Linux: Unicode emoji issues
The MacBook I put Linux on has been working pretty stellar, for the most part the things that annoy me are things I can live with, or that I just don’t care strongly enough about to put in the effort to fix them (ie, I’d very much like to have the “Debian style” permanent-dock at the bottom of the Gnome desktop, but I don’t care enough to figure out how to make it happen on Arch).
However I fell into one trap earlier this week: quite some time ago, I started using elaborate Unicode emoji (for example: ಠ_ಠ) “ironically”, because I found it annoyed others around me, to the point where I created aliases for them in my IRC client. Like most things you start doing “ironically”, after some time a habit forms and you begin doing things in earnest and well… here we are.
A problem arose that I never set the locale on this Arch installation. Most other OSes and Linux distributions do it for you, picking a sensible default for your region, and frankly I just never got around to it, so I was surprised to see a pair of squares and an underscore where my awesome “disapproval” face should be. This seemed like an easy fix, I checked locale -a
and noticed all the things were C
, so I fixed it. Then that didn’t work, so I read (at Avi’s direction) the Arch Wiki page on Locale and fixed it properly (having to generate the locale I selected). I also made sure the ttf-liberation
package was installed so that I had some reasonable fonts to work with.
This fixed most of them, but a couple of characters like the above-referenced face still eluded me. Things quickly spiraled out of control and this was no longer a problem I could ignore, it was outright bothering me, as it should be so simple!
The facts I knew at this point:
- My locale was 100% set correctly - I was using
en_US.UTF-8
, and I even tried switching toen_AU.UTF-8
because of a misleading (IMHO) StackOverflow answer, to no avail.LC_ALL
was not overriding anything (it was set toC
at first). - The font I’m using for most things - IRC, my editor (Sublime Text), my Terminal (kitty, should be unicode capable) - Fantasque Sans Mono, works fine on my other Mac, and worked fine on Ubuntu.

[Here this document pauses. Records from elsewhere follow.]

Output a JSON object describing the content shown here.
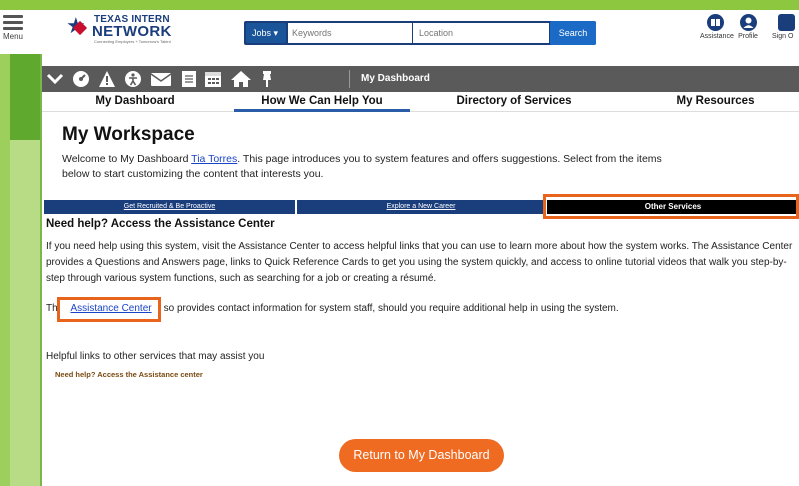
{
  "colors": {
    "frame_green": "#8dc63f",
    "navy": "#1a3d7c",
    "highlight_orange": "#e8631c",
    "return_button": "#f06b22",
    "toolbar_gray": "#5a5a5a",
    "link_blue": "#1a44c8"
  },
  "header": {
    "menu_label": "Menu",
    "logo_line1": "TEXAS INTERN",
    "logo_line2": "NETWORK",
    "logo_tagline": "Connecting Employers + Tomorrow's Talent",
    "search": {
      "jobs_select": "Jobs",
      "keyword_placeholder": "Keywords",
      "location_placeholder": "Location",
      "search_label": "Search"
    },
    "icons": [
      {
        "icon": "assistance-icon",
        "label": "Assistance"
      },
      {
        "icon": "profile-icon",
        "label": "Profile"
      },
      {
        "icon": "sign-out-icon",
        "label": "Sign O"
      }
    ]
  },
  "toolbar": {
    "icons": [
      "chevron-down-icon",
      "dashboard-gauge-icon",
      "alert-icon",
      "accessibility-icon",
      "mail-icon",
      "document-icon",
      "calendar-icon",
      "home-icon",
      "pin-icon"
    ],
    "title": "My Dashboard"
  },
  "nav": {
    "tabs": [
      {
        "label": "My Dashboard"
      },
      {
        "label": "How We Can Help You"
      },
      {
        "label": "Directory of Services"
      },
      {
        "label": "My Resources"
      }
    ]
  },
  "main": {
    "title": "My Workspace",
    "intro_before": "Welcome to My Dashboard ",
    "user_name": "Tia Torres",
    "intro_after": ". This page introduces you to system features and offers suggestions. Select from the items below to start customizing the content that interests you.",
    "service_tabs": [
      {
        "label": "Get Recruited & Be Proactive"
      },
      {
        "label": "Explore a New Career"
      },
      {
        "label": "Other Services"
      }
    ],
    "section_heading": "Need help? Access the Assistance Center",
    "paragraph": "If you need help using this system, visit the Assistance Center to access helpful links that you can use to learn more about how the system works. The Assistance Center provides a Questions and Answers page, links to Quick Reference Cards to get you using the system quickly, and access to online tutorial videos that walk you step-by-step through various system functions, such as searching for a job or creating a résumé.",
    "para2_prefix": "Th",
    "assistance_link": "Assistance Center",
    "para2_suffix": "so provides contact information for system staff, should you require additional help in using the system.",
    "helpful_heading": "Helpful links to other services that may assist you",
    "helpful_link": "Need help? Access the Assistance center",
    "return_button": "Return to My Dashboard"
  }
}
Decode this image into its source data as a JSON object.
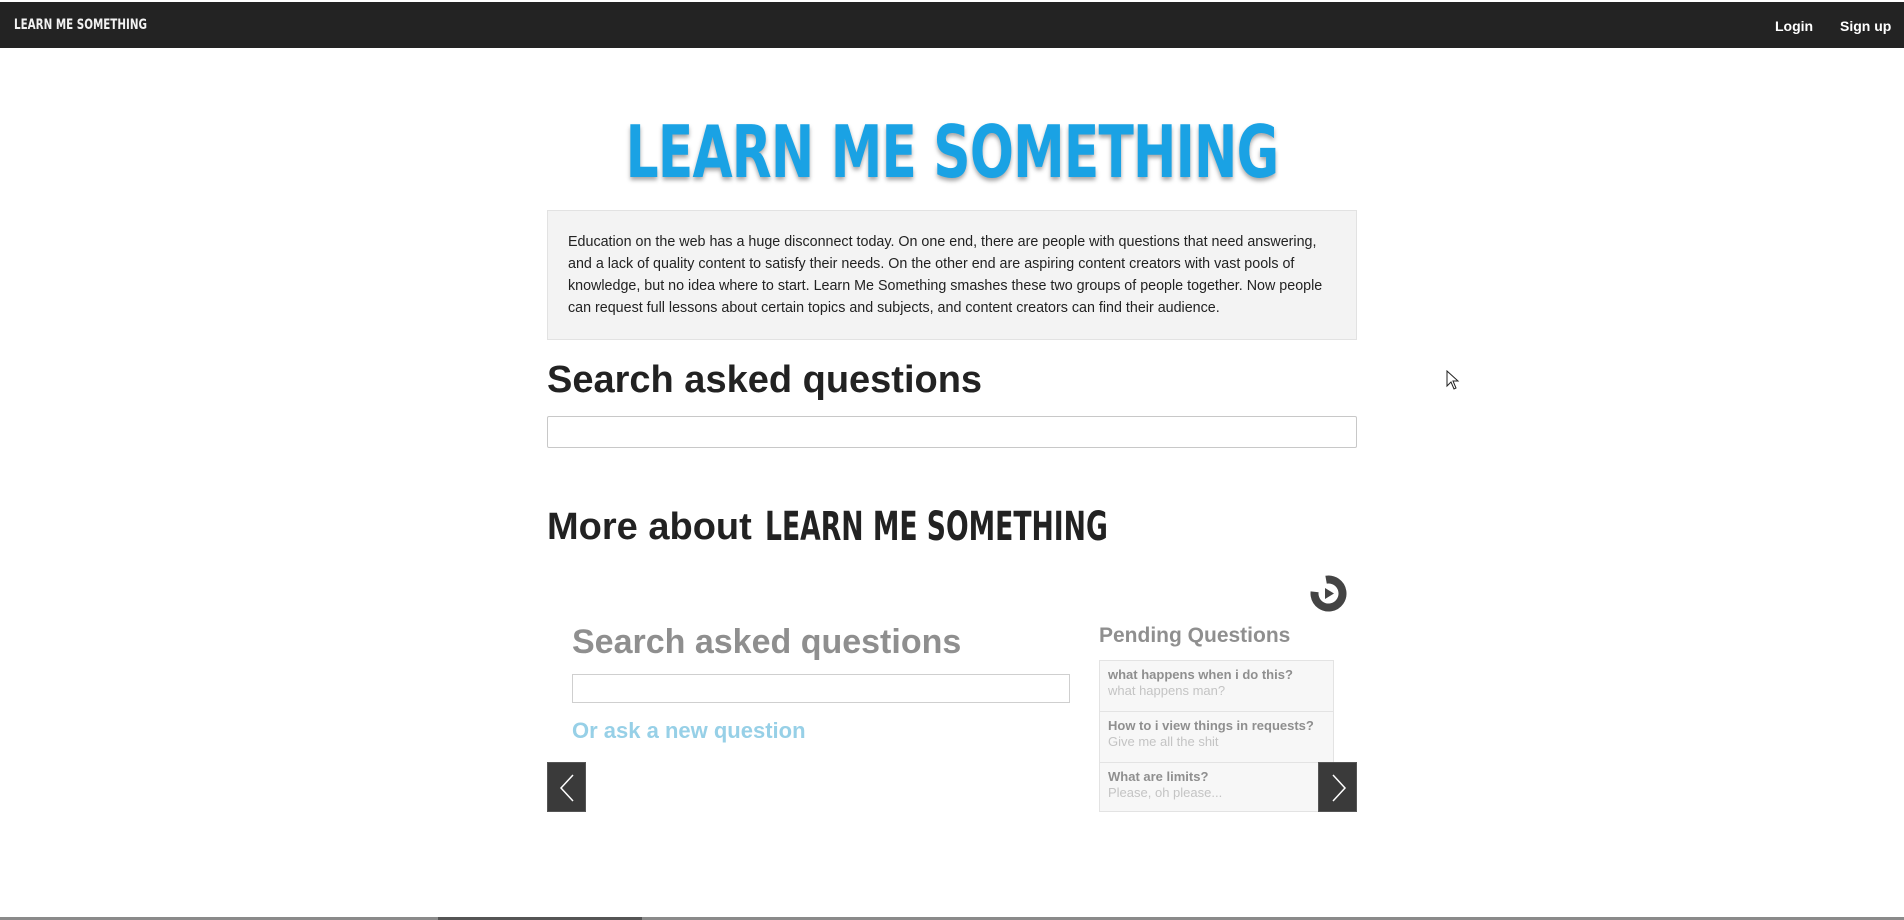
{
  "nav": {
    "brand": "LEARN ME SOMETHING",
    "login": "Login",
    "signup": "Sign up"
  },
  "hero": {
    "logo": "LEARN ME SOMETHING"
  },
  "intro": {
    "text": "Education on the web has a huge disconnect today. On one end, there are people with questions that need answering, and a lack of quality content to satisfy their needs. On the other end are aspiring content creators with vast pools of knowledge, but no idea where to start. Learn Me Something smashes these two groups of people together. Now people can request full lessons about certain topics and subjects, and content creators can find their audience."
  },
  "search": {
    "heading": "Search asked questions",
    "value": "",
    "placeholder": ""
  },
  "more": {
    "heading": "More about",
    "logo": "LEARN ME SOMETHING"
  },
  "slideshow": {
    "title": "Search asked questions",
    "new_question_link": "Or ask a new question",
    "pending_title": "Pending Questions",
    "pending": [
      {
        "question": "what happens when i do this?",
        "detail": "what happens man?"
      },
      {
        "question": "How to i view things in requests?",
        "detail": "Give me all the shit"
      },
      {
        "question": "What are limits?",
        "detail": "Please, oh please..."
      }
    ],
    "icons": {
      "prev": "chevron-left-icon",
      "next": "chevron-right-icon",
      "play": "play-icon"
    }
  },
  "colors": {
    "topbar": "#232323",
    "hero_logo": "#1aa2e4",
    "link": "#97d0e7"
  }
}
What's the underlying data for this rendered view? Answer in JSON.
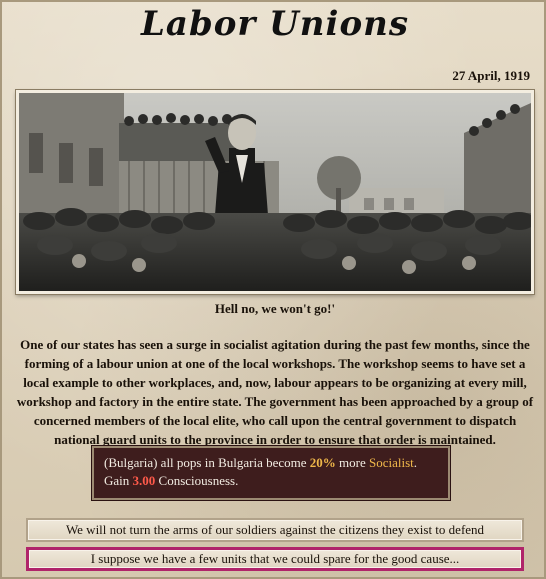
{
  "event": {
    "title": "Labor Unions",
    "date": "27 April, 1919",
    "caption": "Hell no, we won't go!'",
    "description": "One of our states has seen a surge in socialist agitation during the past few months, since the forming of a labour union at one of the local workshops. The workshop seems to have set a local example to other workplaces, and, now, labour appears to be organizing at every mill, workshop and factory in the entire state. The government has been approached by a group of concerned members of the local elite, who call upon the central government to dispatch national guard units to the province in order to ensure that order is maintained."
  },
  "effects": {
    "line1_prefix": "(Bulgaria) all pops in Bulgaria become ",
    "line1_percent": "20%",
    "line1_mid": " more ",
    "line1_ideology": "Socialist",
    "line1_suffix": ".",
    "line2_prefix": "Gain ",
    "line2_value": "3.00",
    "line2_suffix": " Consciousness.",
    "colors": {
      "highlight": "#f0b84a",
      "negative": "#ff5a4a",
      "box": "#3e1d1d"
    }
  },
  "options": [
    {
      "label": "We will not turn the arms of our soldiers against the citizens they exist to defend"
    },
    {
      "label": "I suppose we have a few units that we could spare for the good cause..."
    }
  ]
}
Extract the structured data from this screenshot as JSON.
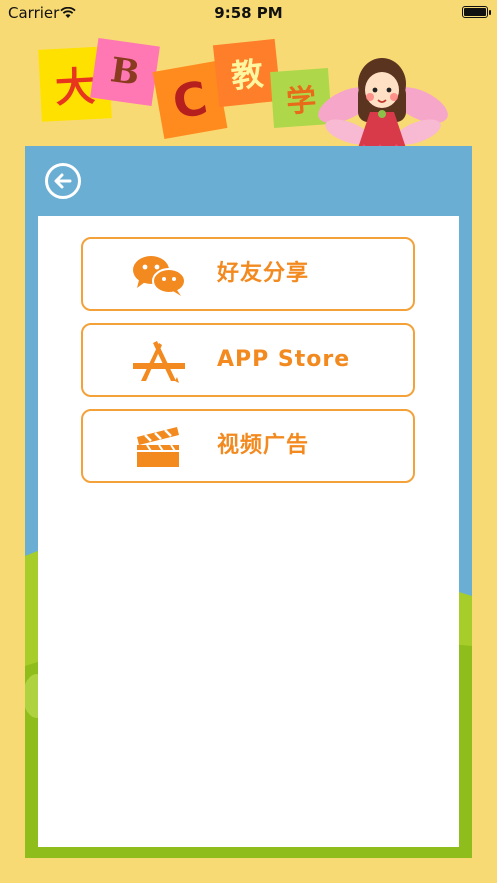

- It didn’t work in Firefox either, when I go to fetch a new version of the emoji to make sure it wasn’t corrupted in my IRC client’s settings somehow.
- I have the
ttf-liberation
font package installed, which should give me sufficient fonts to cope with Unicode.
After some time, a bit of experimenting, I learned something new about Unicode and fonts: it’s typical for fonts, even those designed after the Unicode period, to not include the full unicode set, and for the OS to basically do it’s best to mix and match fonts to cover the entire set (which is fair enough, as they’re continually adding to it).
So my assumption that installing a modern font like Fantasque was enough was incorrect - I was missing the various regional alphabets that we westerners abuse for our stupid emoji. After installing a shotgun blast of other fonts, I finally came to the correct alphabet for the above: pacman -Syu ttf-indic-otf
.
I’m not sure how many others I installed that I didn’t actually need, but I have no issues with silly emoji that don’t work, and I have these fonts installed:
pacman -Qe | grep ttf
ttf-dejavu 2.37+18+g9b5d1b2f-3
ttf-droid 20121017-10
ttf-indic-otf 0.2-11
ttf-liberation 2.1.4-1
Hopefully should the need arise to blow away this install and start again, I can avoid the same issue.